AkshayAwate commented 3 years ago

@edenhill NO, I am not using request.timeout.ms or message.timeout.ms in my configs.

edenhill commented 3 years ago

Ah, I think I see what is going on. Your produce rate is too high for the network/cluster causing messages to be queued in the client and when they're eventually transmitted their timeout might be so low that the message times out while in flight to the broker. Your run lasts for 303 seconds, the default message.timeout.ms is 300s, so that sort of makes sense.

If you reduce the producer queue size you will get quicker back pressure (produce() will raise QUEUE_FULL) and you can stop producing until there is room in the queue.

AkshayAwate commented 3 years ago

@edenhill okay, i will try with linger_ms=5 ?

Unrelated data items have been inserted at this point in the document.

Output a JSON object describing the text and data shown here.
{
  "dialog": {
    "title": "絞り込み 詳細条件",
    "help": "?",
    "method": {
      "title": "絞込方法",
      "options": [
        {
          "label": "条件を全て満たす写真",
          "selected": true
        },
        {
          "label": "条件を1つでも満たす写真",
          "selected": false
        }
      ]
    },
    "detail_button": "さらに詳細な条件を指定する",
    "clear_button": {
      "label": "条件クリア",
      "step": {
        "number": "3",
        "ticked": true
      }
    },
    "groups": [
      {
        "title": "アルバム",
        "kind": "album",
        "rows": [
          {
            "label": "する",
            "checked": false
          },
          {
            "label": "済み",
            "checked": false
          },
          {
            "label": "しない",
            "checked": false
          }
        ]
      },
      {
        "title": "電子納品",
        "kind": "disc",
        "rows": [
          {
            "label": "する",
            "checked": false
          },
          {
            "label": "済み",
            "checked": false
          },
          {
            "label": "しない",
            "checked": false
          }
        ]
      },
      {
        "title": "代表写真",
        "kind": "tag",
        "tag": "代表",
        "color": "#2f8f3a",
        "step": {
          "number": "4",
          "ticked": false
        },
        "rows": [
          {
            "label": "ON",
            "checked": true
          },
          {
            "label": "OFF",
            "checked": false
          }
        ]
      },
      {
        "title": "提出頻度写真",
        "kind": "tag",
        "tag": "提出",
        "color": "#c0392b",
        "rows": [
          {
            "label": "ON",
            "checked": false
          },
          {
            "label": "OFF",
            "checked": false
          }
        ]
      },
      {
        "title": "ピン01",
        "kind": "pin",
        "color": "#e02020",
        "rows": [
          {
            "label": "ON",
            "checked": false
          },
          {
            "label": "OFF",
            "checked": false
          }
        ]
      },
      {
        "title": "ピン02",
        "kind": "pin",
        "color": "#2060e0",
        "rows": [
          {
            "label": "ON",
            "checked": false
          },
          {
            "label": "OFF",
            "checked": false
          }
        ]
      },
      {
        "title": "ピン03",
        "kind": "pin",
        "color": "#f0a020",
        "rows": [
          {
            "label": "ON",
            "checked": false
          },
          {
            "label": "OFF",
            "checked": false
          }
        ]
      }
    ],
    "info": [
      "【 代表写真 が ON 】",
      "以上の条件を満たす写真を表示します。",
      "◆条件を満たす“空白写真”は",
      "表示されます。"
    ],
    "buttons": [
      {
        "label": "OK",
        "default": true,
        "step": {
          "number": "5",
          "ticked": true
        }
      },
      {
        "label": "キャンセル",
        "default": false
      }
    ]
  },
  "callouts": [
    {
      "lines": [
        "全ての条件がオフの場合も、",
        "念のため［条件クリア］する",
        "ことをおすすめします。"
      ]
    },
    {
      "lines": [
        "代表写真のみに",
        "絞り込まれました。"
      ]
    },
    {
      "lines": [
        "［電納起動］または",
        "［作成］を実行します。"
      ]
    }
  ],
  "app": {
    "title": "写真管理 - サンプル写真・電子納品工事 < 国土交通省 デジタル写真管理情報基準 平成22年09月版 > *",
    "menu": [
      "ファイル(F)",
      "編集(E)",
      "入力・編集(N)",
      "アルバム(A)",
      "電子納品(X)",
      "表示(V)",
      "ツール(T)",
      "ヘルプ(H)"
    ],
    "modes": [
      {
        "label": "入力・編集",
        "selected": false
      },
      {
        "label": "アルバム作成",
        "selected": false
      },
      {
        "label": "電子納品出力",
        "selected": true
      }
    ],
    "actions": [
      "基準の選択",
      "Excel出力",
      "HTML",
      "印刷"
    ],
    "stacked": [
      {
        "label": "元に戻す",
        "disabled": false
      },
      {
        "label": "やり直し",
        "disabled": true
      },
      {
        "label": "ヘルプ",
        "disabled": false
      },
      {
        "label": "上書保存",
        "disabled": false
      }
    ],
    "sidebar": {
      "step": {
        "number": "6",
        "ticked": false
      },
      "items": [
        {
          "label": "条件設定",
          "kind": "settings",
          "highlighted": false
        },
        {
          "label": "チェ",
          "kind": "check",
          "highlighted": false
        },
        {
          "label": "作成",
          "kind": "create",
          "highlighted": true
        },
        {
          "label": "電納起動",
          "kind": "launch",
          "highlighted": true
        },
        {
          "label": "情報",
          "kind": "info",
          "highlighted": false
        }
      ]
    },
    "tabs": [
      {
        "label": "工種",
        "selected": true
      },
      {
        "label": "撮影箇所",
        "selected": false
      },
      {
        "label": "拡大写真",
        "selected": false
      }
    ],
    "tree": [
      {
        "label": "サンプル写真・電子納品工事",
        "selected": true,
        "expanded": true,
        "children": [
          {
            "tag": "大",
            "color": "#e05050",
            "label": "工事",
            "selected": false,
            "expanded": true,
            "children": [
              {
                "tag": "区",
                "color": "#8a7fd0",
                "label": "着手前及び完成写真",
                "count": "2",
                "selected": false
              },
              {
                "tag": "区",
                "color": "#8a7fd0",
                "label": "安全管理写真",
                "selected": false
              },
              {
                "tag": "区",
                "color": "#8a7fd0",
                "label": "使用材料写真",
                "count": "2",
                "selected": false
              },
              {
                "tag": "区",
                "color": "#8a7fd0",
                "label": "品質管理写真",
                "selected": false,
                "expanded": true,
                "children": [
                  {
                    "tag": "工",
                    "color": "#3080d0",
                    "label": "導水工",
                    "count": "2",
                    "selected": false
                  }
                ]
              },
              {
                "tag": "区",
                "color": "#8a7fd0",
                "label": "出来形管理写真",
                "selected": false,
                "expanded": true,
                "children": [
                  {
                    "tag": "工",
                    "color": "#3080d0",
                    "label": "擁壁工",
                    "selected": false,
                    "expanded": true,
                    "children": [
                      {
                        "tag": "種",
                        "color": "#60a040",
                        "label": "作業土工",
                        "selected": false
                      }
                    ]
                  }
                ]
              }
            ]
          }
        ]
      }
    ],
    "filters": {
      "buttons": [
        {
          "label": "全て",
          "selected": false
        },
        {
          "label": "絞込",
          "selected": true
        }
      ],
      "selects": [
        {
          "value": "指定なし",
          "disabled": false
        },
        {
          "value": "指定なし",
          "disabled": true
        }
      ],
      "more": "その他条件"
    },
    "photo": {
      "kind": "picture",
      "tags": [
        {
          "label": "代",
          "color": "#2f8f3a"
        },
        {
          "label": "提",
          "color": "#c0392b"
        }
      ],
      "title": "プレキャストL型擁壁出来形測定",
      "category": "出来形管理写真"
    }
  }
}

edenhill commented 3 years ago

No, rather limit queue.buffering.max.kbytes and queue.buffering.max.messages to only allow for say 60 seconds worth of messages. e.g., if your input rate is 1000 messages per second, set queue.buffering.max.messages to 60000.

AkshayAwate commented 3 years ago

@edenhill I will try and update.

AkshayAwate commented 3 years ago

@edenhill so main thing is i am using image bytes as payload.